South Platte River – Exchanging Knowledge and Building Partnerships Across State Lines

In January 2021, the State of Nebraska resurfaced plans outlined in a 100-year-old agreement that allows Nebraska to build a new canal to divert water from the South Platte River in Colorado and carry it east across the state line. This announcement sparked many questions in both states. What would be the impacts to the birds, wildlife, and the ecosystem along the South Platte that depend on this water?

To answer these questions in light of both current and future projects, Audubon began conversations with those who know best – the people who are doing conservation work on-the-ground along the South Platte River in northeast Colorado and western Nebraska. Through discussions, conservation staff on both sides of the state line recognized that we not only share curiosity about how conservation work and water policy differ from one state to the next, but that increased coordination between partners is necessary to protect how the South Platte functions and the benefits it provides to wildlife that don’t recognize political boundaries.

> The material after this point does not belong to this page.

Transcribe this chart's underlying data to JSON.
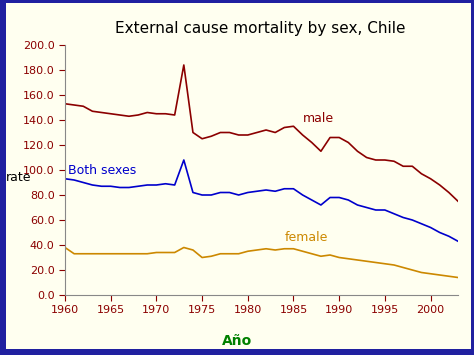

Inquisitive participants from both Colorado and Nebraska got together in the Sterling, CO, area at the end of April to continue building partnerships and shared understanding around the South Platte River ecosystem. Those who attended the “South Platte Knowledge Exchange” visited key sites along the River and heard from area experts about how water management combined with habitat restoration along the South Platte is supporting numerous demands.

Over the 2-day event, partners saw the infrastructure already in place along the South Platte that diverts and re-times streamflow – artifacts still in place after over a century of redirecting streamflow as additional human needs arose. These modifications to the Basin’s hydrology have had obvious impacts on the surrounding ecosystem, and the group also toured sites where conservation partners have utilized restoration and water management techniques to mimic more natural processes on the landscape. At the forefront are the wetland areas that partners have built and restored to provide habitat and energy for migrating waterfowl.

The South Platte River is already a highly managed system – it is estimated that water in this river is used 6 to 7 times over before it crosses into Nebraska – benefiting communities, industry, agriculture, and habitat along its route. As future proposals arise to store and divert additional streamflow, and as climate change continues to alter when and how much water is available, conservation partners will need to work together to ensure that the ecological integrity of the South Platte River, both upstream and downstream from the state line, are preserved.